Social Anxiety in Youth: Cognitive Biases, Development, and Treatment Directions
Study reveals youth with social anxiety disorder show heightened self-bias, negative evaluations, and post-event rumination. Tailored treatments needed.

Key Cognitive Biases in Youth With Social Anxiety
A National Health and Medical Research Council–funded study investigated how children and adolescents with Social Anxiety Disorder (SoAD) process social situations differently. Compared to peers with other mental disorders and healthy controls, youth with SoAD expected a higher likelihood of negative evaluation, reported greater self-focused attention, rated their own performance more harshly, and engaged in more post-event rumination. Notably, independent observers could not distinguish the social performance of the three groups, pointing to a self-bias rather than actual skill deficits.
How Self-Bias Fuels the Anxiety Cycle
Youth with SoAD consistently rated their own performance during a speech and a social interaction task as poorer than objective raters did, while control participants rated themselves more favorably. This pessimistic self-perception was directly linked to higher anxiety levels and increased post-event rumination, creating a self‑reinforcing cycle of social fear. The study measured anxiety through self‑reports and task avoidance, confirming that SoAD participants experienced significantly greater distress.
Why Early Adolescence Is a Critical Period
The sample was predominantly young (mean age 9.5 years; 91% aged 12 or younger), extending previous research that focused on older teens. Early adolescence brings heightened self‑consciousness, increased importance of peer acceptance, and a fragile self‑concept—all factors that can amplify social anxiety. The authors note that upward social comparisons and negative peer interactions become more prominent after puberty and may drive increases in SoAD, making this developmental window especially vulnerable.

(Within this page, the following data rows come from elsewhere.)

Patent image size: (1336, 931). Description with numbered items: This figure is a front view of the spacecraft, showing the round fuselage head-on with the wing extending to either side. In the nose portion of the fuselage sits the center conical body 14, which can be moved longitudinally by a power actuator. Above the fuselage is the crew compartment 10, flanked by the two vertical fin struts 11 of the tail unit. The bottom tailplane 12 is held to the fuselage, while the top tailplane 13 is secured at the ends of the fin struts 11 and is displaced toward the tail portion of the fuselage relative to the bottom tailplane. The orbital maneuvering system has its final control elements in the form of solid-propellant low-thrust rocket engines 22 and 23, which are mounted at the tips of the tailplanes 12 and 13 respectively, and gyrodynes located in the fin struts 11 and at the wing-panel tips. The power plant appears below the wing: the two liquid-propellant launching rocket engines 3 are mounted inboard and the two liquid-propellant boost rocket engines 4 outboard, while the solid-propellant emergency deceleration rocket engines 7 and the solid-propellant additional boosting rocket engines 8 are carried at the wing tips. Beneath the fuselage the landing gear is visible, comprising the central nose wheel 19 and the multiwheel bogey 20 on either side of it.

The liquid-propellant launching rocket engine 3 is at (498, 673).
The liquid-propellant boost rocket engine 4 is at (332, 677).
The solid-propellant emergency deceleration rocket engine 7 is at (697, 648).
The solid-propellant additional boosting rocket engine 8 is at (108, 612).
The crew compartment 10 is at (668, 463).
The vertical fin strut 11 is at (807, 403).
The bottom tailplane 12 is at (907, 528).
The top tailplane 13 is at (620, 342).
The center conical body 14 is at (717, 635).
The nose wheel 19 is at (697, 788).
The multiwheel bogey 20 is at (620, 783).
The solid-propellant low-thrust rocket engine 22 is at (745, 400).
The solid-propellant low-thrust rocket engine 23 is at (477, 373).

Tailoring Treatment to the Specific Profile of SoAD
The distinct psychological profile of SoAD—dominated by self‑bias, negative self‑evaluation, and post‑event rumination—suggests that generic anxiety programs may be suboptimal. SoAD has the poorest treatment response among pediatric anxiety disorders. Clinically, strategies that redirect attention outward, correct distorted performance perceptions, and reduce post‑event rumination could improve outcomes. However, implementing these techniques effectively in younger age groups remains challenging and requires further refinement.
Limitations and Future Research
Several limitations call for caution: reliance on self‑report measures, group differences in depression and age, lack of longitudinal data, and a non‑clinical control group with above‑average distress. Although the sample was large, post‑hoc analyses by age or pubertal stage were underpowered. Future studies should incorporate longitudinal designs and direct measures of pubertal development to examine how biological maturation interacts with cognitive biases in SoAD. Targeting self‑focused attention, negative self‑evaluation, and post‑event processing may eventually yield more effective interventions and reduce the lifelong burden of social anxiety.